When Luca Guadagnino makes a recommendation, you listen.
That’s what drew me to Antonia as I scrolled through the MUBI selections for this month’s article. Rather than the usual plot summary, MUBI provided a quote from Guadagnino, and it didn’t take much more coaxing for me to see what the singular auteur found so fascinating in this 2015 film. Granted, Guadagnino does hold a producer credit on Antonia, but it’s clear that fellow Italian filmmaker Ferdinando Cito Filomarino has a distinct voice from Guadagnino, despite being just as much of an enthusiast for artistic and cinematic classicism. What sets Filomarino apart, and is arguably his strength, is that he doesn’t seem to care how narrow his audience is, yet still can make a work of esoteric beauty for those who don’t completely follow along on his wavelength.
The subject of Filomarino’s film is Antonia Pozzi, a poet who died at the age of twenty-six in 1936. Through this meditation on her life, we come to see her schooling, in which we see her idolize her professor and, through him, Greek epics, which fosters her evolution into young womanhood, largely characterized by depression and loneliness despite the persistent presence of friends and family to keep her company. As a writer, she was dismissed by publishers for being too personal and idiosyncratic due to her youth and apparent lack of life experience, but it was only after her premature death that her poems became recognized for their artistry.
Now, it would be an entirely fair criticism to call Antonia impenetrably opaque. There is an expectation that the viewer is at least somewhat familiar with the life or work of Antonia Pozzi, and much like the American author of this article, I imagine that the vast majority of you reading are not terribly familiar with twentieth-century Italian literature. The film settles into this groove of showing scenes from Pozzi’s life, often without introduction of the players or context for their inclusion in the narrative, and intercutting them with pieces of her poetry, which we are left to meditate upon for long, wordless stretches. It’s a pattern that would lead many casual viewers to question why an entire ninety-minute film is devoted to watching actress Linda Caridi model the casual wear of the 1930s, and that’s not an entirely unfair assessment when the film so clearly anticipates that you bring along your specific experiences with this poet.
However, there is another way to look at it, one that is more generous to the narrow scope and is most likely in line with how many would view Guadagnino’s work in comparison. Antonia is a challenge, a riddle put forth to the audience that requires more investigation than what is merely presented on-screen. Yes, Antonia Pozzi is an enigma, but what Antonia seeks is not to unravel or solve that persona but to give us perspective to do so ourselves. Long stretches in the Italian countryside show us a contemplative and potentially baffling portrait of a young woman, and not even a biographical treatment of her life can give us the necessary perspective to penetrate her psyche. Only her poetry can do that, and it’s up to us to solve that mystery.

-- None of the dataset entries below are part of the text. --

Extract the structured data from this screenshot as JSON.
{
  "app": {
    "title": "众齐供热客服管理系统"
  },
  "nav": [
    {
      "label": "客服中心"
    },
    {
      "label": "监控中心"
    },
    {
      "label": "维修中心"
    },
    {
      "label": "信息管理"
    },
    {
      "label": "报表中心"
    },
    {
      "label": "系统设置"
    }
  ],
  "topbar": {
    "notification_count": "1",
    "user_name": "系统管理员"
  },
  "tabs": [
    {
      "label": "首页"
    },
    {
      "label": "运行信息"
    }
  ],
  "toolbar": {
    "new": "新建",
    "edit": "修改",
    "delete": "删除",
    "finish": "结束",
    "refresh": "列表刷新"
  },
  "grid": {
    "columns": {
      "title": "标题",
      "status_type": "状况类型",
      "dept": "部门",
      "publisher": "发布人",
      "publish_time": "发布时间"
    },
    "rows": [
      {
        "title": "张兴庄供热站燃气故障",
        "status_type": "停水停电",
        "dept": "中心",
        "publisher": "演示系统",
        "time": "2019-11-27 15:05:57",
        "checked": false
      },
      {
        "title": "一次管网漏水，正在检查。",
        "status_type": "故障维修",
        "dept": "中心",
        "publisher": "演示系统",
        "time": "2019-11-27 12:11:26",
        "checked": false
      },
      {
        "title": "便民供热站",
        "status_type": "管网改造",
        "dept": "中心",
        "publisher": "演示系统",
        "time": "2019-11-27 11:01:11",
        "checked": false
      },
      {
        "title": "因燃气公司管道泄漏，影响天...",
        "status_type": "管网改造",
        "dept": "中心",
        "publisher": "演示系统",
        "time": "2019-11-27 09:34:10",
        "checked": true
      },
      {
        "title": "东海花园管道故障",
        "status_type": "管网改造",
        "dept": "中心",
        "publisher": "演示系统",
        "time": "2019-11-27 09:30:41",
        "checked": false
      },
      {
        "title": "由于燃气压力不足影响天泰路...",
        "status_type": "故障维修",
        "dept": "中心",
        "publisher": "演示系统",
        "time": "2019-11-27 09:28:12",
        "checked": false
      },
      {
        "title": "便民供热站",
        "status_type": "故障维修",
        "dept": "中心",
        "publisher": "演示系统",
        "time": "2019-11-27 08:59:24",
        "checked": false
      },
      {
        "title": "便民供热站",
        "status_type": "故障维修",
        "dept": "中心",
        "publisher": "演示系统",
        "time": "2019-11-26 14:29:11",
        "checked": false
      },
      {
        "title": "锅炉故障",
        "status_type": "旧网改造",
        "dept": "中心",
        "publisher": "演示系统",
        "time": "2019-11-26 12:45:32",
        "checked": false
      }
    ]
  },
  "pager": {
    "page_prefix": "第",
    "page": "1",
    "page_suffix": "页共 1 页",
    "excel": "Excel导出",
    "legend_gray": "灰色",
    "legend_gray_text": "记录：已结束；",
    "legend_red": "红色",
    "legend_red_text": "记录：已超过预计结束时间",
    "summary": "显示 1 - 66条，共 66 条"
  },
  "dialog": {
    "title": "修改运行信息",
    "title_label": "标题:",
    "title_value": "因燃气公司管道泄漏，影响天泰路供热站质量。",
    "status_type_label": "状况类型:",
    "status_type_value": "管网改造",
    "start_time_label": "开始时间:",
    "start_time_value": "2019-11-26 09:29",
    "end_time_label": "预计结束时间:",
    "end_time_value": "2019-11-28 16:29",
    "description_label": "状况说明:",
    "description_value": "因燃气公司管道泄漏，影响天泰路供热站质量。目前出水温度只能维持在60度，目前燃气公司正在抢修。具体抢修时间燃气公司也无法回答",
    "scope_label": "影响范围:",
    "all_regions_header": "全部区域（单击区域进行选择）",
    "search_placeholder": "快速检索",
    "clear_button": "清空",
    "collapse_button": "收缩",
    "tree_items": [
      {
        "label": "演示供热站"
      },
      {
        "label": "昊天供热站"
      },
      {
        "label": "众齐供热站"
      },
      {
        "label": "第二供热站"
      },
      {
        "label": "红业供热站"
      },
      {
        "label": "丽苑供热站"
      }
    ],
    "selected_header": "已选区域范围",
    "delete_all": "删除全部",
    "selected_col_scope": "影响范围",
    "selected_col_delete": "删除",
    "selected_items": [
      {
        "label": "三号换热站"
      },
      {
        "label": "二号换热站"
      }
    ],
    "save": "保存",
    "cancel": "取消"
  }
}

Filomarino has made a film that speaks almost exclusively to fans of Antonia Pozzi’s work, but it also functions as an effective recruitment tool to that fandom. Having read some of Pozzi’s poems in preparation for this article, I feel I’ve come a little bit closer to understanding the woman I spent a feature’s worth of time meditating upon. I may never fully understand her, and neither may anyone else, but it’s the measure of the effort that defines the experience, and Antonia makes for a challenge worth rising to.